Content Brainstorming And Collaboration
Advertising is a collaborative process. From account executives to designers, to copywriters and production teams, everyone must do their part to create a truly exceptional ad. As is human nature however, we often butt heads over whose ideas are superior, and the triumph of dear-to-our-heart personal suggestions often become more important than the quality of the final result.
An efficient team, however, has strategies in place to overcome such a problem, and a new article from Business 2 Community is offering some helpful suggestions for how to make brainstorming more about the storm, and less about the individual brains. Many of these tactics have been employed since the invention of the printing press (waddup Gutenberg), and today on The Thread, we’re going to highlight which ones we at Pulp&Fiber find work best, in an effort to make your next meeting more productive than Peter Griffin on Red Bull.
Alright, we don’t want to get all Tony Robbins on you, but one of the article’s first suggestions is to replace the word “No” with the phrase “Yes, and…” and this really can be helpful. In other words, don’t deny people’s ideas; improve them. When you’re working on a slogan for peanuts, and Gil suggests “EAT PEANUTS!” don’t say “kill me now,” or “Go home, Gil.”
Instead, say “Yes, but why eat peanuts?”
The article also places a strong emphasis on word association, and breaks down the process based on a handy A, B, and C relationship. For example, if you’re brainstorming ideas for a new campaign for a fast food restaurant, your starting word might be “fast.” Your A words might then be “quick,” “easy,” and “convenient.” You then branch out to B words, which could include terms such as “tasty,” “good value,” and “service.” Lastly, your big-idea words are C words, which could feature words like “lifestyle, family, and diabeetus.”
Then, go back and pick your strongest word or idea from each category.

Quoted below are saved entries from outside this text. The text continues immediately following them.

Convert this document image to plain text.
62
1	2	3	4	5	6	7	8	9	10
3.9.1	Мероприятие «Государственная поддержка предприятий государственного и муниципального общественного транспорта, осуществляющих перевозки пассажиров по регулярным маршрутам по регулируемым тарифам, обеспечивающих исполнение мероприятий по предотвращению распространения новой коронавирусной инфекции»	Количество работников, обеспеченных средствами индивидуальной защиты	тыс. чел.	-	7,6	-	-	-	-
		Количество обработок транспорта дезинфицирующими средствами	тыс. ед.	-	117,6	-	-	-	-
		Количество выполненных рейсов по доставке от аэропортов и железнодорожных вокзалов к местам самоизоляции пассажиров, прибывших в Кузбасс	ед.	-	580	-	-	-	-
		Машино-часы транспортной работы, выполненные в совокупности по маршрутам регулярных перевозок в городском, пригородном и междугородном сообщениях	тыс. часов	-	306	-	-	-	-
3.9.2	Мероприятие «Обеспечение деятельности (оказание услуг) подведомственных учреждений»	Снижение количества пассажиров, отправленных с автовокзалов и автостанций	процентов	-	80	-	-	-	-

Before you know it, you’re left with one snazzy fast-food campaign campaign for a convenient, great-value restaurant that fits perfectly with your diabetic lifestyle. Wait, I think we may might have screwed up somewhere.
In all seriousness, though, the article offers sensible ideas that may go towards creating a stronger, more efficient team, and may add some much needed communication to those brainstorms that barely qualify as a drizzle.